Melbourne couple Lyndall Connolly and her husband David are typical. They worked as Ansett flight attendants for 16 and 17 years respectively and are still owed $73,000 in redundancy pay.

Robbie Holdaway from northern New South Wales is even worse off. After working in Ansett cabin crews for 25 years, she is still owed $90,000.

The $400 million amassed so far from asset sales by the Ansett administration is frozen due to court action by one of the superannuation funds. But the first $190 million of this money must be paid to the government as a priority.

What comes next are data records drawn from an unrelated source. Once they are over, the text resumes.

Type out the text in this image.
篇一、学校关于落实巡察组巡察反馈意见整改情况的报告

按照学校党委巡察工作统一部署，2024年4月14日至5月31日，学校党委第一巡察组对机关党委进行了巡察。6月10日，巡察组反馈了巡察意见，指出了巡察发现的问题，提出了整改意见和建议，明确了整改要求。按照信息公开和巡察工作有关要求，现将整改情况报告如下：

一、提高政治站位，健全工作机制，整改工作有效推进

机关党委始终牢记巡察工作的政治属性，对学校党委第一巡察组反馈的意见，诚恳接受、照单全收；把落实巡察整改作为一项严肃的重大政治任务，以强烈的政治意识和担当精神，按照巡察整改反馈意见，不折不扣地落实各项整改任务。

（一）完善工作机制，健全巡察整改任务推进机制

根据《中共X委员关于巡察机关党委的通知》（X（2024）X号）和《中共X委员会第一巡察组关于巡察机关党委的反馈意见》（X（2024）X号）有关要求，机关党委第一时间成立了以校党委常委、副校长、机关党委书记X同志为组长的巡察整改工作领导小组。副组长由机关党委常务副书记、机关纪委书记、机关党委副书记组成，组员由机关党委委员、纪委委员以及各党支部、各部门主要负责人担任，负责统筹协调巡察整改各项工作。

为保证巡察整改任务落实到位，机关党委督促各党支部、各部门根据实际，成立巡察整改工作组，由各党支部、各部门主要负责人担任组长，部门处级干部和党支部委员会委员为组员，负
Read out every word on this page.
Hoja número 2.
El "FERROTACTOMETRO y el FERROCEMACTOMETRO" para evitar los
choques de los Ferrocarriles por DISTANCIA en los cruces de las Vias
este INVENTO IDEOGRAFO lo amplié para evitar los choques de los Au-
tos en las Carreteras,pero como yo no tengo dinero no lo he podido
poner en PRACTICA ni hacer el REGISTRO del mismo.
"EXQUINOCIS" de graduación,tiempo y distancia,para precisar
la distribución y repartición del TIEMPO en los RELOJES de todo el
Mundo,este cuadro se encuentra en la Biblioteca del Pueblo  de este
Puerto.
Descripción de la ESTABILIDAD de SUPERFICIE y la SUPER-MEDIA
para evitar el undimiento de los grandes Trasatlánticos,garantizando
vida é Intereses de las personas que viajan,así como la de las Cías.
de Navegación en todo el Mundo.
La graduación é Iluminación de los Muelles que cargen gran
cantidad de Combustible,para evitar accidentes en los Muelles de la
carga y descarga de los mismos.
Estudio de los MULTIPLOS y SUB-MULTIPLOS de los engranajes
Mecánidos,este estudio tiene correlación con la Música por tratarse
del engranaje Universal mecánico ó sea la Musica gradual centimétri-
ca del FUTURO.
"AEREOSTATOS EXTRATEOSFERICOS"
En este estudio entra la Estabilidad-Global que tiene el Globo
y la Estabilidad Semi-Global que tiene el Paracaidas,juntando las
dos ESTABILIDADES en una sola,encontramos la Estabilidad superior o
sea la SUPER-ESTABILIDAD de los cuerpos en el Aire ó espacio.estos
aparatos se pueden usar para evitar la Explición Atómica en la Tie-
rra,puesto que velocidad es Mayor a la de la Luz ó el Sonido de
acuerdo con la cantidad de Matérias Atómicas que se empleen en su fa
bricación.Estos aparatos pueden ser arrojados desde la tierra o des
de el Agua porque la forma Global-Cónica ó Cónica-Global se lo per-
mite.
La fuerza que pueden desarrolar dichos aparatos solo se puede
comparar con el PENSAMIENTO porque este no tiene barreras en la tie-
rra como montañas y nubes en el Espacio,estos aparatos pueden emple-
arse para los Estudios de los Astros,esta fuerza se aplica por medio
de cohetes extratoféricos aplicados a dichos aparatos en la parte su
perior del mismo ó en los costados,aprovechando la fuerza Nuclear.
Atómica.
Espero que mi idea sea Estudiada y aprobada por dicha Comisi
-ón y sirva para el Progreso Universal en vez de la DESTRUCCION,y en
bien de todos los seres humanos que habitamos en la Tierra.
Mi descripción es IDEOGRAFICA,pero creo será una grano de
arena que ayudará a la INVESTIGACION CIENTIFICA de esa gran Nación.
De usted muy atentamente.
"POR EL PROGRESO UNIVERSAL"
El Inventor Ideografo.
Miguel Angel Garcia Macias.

The financial arrangements surrounding the Ansett administration are complicated. But these are some of the key facts:

  • The government initially loaned the Ansett administrators $335 million,
    which has been used to pay less than half the employee’s
    entitlements.
  • The government is requiring this loan to be repaid by the administrators
    from the proceeds of asset sales.
  • At the same time, the government is keeping the $260 million collected
    through the air ticket levy, instead of using it to pay outstanding
    entitlements.
  • In all, the government’s double dipping into the levy and the loan repayments will leave a shortfall in funds available to pay outstanding entitlements to thousands of former workers.

    Even in a worst case scenario (the government only receiving the first $190 million from the administrators), they will make still profit by $115 million.

    If the loan is repaid in full, then the government will make a profit of $260 million – something Deputy Prime Minister John Anderson has suggested is likely.

    Announcing the scrapping of the ticket levy last month, Mr Anderson said:

    “The Government has received advice that irrespective of the outcome of legal proceedings, there is likely to be sufficient funding available from the Ansett administration to repay the $335.5 million in taxpayer’s money advanced from December 2001.”

    The government has said any surplus Ansett ticket levy funds may go to an as-yet-to-be-explained “tourism fund”. That’s despite the travelling public who paid the $10 levy doing so in the belief that it was going to relieve the plight of former Ansett employees.

    Let’s remember the levy was only imposed to pay sacked Ansett workers. The legislation authorising the impost, the Air Passenger Ticket Levy Collection Act, states:

    “The purpose of the levy is to meet the cost of payments by the Commonwealth under the Special Employee Entitlements Scheme for Ansett (SEESA) group employees.”

    The government has rejected repeated union requests for the levy proceeds to be used to pay outstanding redundancy entitlements.

    One of the government’s arguments is that the SEESA scheme, like the broader General Employee Entitlements Scheme, only pays up to eight weeks in redundancy entitlements.

    So given this apparent impasse, I would like to propose a new and practical solution.

    If the government remains unwilling to fund any redundancy pay in excess of eight weeks, then it could instead allocate the ticket levy surplus to meet shortfalls in the Ansett superannuation funds.

    This solution could meet the requirements of the SEESA scheme and the levy legislation. It would allow an immediate end to the superannuation litigation, clearing the way for the administrators to restart payments to employee creditors and to the government.

    The government could have its loan repaid in full; former employees would have a far greater chance of receiving their full entitlements; the travelling public would know that the ticket levy they have paid was used for its stated purpose; and superannuation shortfalls would be relieved.

    John Howard should at least consider this proposal, before his government becomes the biggest financial winner from the Ansett collapse.